Le Figaro, 29 avril 2010
Pour l'avocat général de la cour de Justice Yves Charpenel, qui a requis quatre ans de prisons dont deux fermes, le pari était de renverser l'impression générale que le procès a souvent donné.
Charles Pasqua avait ironisé mercredi après-midi en se demandant si ce procès était réellement le sien. L'avocat général de la cour de Justice Yves Charpenel s'est chargé pendant près de deux heures ce jeudi matin de le remettre au centre du jeu.
Pour ce faire, le magistrat se lance dans l'exercice habituel de l'énumération patiente des charges mais son urgence est ailleurs : le ministère public doit renverser l'impression générale que le procès avait souvent donnée. Yves Charpenel a donc choisi de railler le spectacle offert par le prévenu et par les témoins acquis à sa cause.
«Personne ne peut croire à l'extrême naïveté de cet homme face à la cupidité de ses proches», se désole l'avocat général, presque chagriné d'un tel discours de la part «d'un homme d'Etat» , «combattant inlassable» qui deux fois fut ministre d'Etat place Beauvau.

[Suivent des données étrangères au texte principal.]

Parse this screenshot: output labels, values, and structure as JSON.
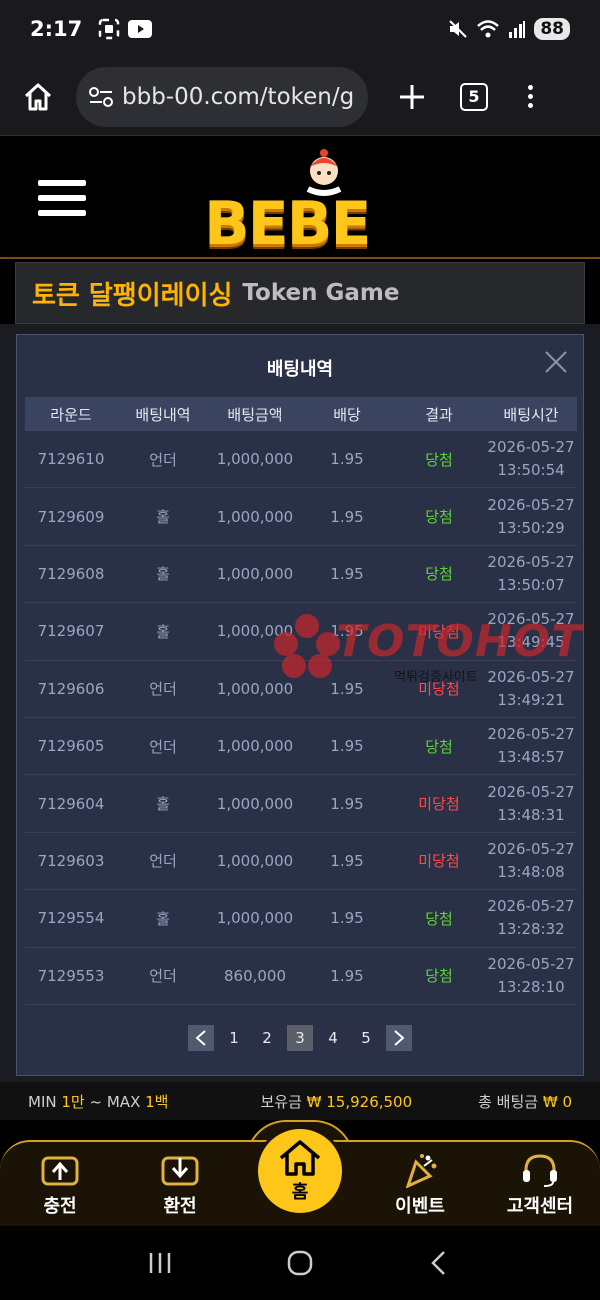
{
  "status_bar": {
    "time": "2:17",
    "battery": "88"
  },
  "browser": {
    "url": "bbb-00.com/token/g",
    "tab_count": "5"
  },
  "site": {
    "logo_text": "BEBE"
  },
  "page_title": {
    "ko": "토큰 달팽이레이싱",
    "en": "Token Game"
  },
  "modal": {
    "title": "배팅내역",
    "headers": [
      "라운드",
      "배팅내역",
      "배팅금액",
      "배당",
      "결과",
      "배팅시간"
    ],
    "rows": [
      {
        "round": "7129610",
        "bet": "언더",
        "amount": "1,000,000",
        "odds": "1.95",
        "result": "당첨",
        "date": "2026-05-27",
        "time": "13:50:54"
      },
      {
        "round": "7129609",
        "bet": "홀",
        "amount": "1,000,000",
        "odds": "1.95",
        "result": "당첨",
        "date": "2026-05-27",
        "time": "13:50:29"
      },
      {
        "round": "7129608",
        "bet": "홀",
        "amount": "1,000,000",
        "odds": "1.95",
        "result": "당첨",
        "date": "2026-05-27",
        "time": "13:50:07"
      },
      {
        "round": "7129607",
        "bet": "홀",
        "amount": "1,000,000",
        "odds": "1.95",
        "result": "미당첨",
        "date": "2026-05-27",
        "time": "13:49:45"
      },
      {
        "round": "7129606",
        "bet": "언더",
        "amount": "1,000,000",
        "odds": "1.95",
        "result": "미당첨",
        "date": "2026-05-27",
        "time": "13:49:21"
      },
      {
        "round": "7129605",
        "bet": "언더",
        "amount": "1,000,000",
        "odds": "1.95",
        "result": "당첨",
        "date": "2026-05-27",
        "time": "13:48:57"
      },
      {
        "round": "7129604",
        "bet": "홀",
        "amount": "1,000,000",
        "odds": "1.95",
        "result": "미당첨",
        "date": "2026-05-27",
        "time": "13:48:31"
      },
      {
        "round": "7129603",
        "bet": "언더",
        "amount": "1,000,000",
        "odds": "1.95",
        "result": "미당첨",
        "date": "2026-05-27",
        "time": "13:48:08"
      },
      {
        "round": "7129554",
        "bet": "홀",
        "amount": "1,000,000",
        "odds": "1.95",
        "result": "당첨",
        "date": "2026-05-27",
        "time": "13:28:32"
      },
      {
        "round": "7129553",
        "bet": "언더",
        "amount": "860,000",
        "odds": "1.95",
        "result": "당첨",
        "date": "2026-05-27",
        "time": "13:28:10"
      }
    ],
    "pages": [
      "1",
      "2",
      "3",
      "4",
      "5"
    ],
    "active_page": "3"
  },
  "watermark": {
    "brand": "TOTOHOT",
    "sub": "먹튀검증사이트"
  },
  "stats": {
    "min_label": "MIN",
    "min_value": "1만",
    "sep": "~",
    "max_label": "MAX",
    "max_value": "1백",
    "balance_label": "보유금",
    "balance_value": "₩ 15,926,500",
    "total_bet_label": "총 배팅금",
    "total_bet_value": "₩ 0"
  },
  "bottom_nav": {
    "charge": "충전",
    "withdraw": "환전",
    "home": "홈",
    "event": "이벤트",
    "support": "고객센터"
  },
  "colors": {
    "accent": "#ffc61a",
    "win": "#5fd33a",
    "lose": "#ff4a4a",
    "modal_bg": "#2a3045"
  }
}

Pour l'avocat général, «ce parcours ne peut occulter les ombres judiciaires» : «Ces trois dossiers ne montrent aucune âpreté personnelle au gain, ni aucune volonté d'enrichissement crapuleux». Ils seraient en revanche la manifestation de «deux faiblesses» : «la passion politique qui fait perdre de vue les limites de la probité publique».
Pour la culture politique, l'accusateur cite l'une des biographies politiques de Charles Pasqua dans laquelle il disait son amertume vis-à-vis de la famille gaulliste du RPR et sa volonté de trouver des moyens pour mener seul le combat politique.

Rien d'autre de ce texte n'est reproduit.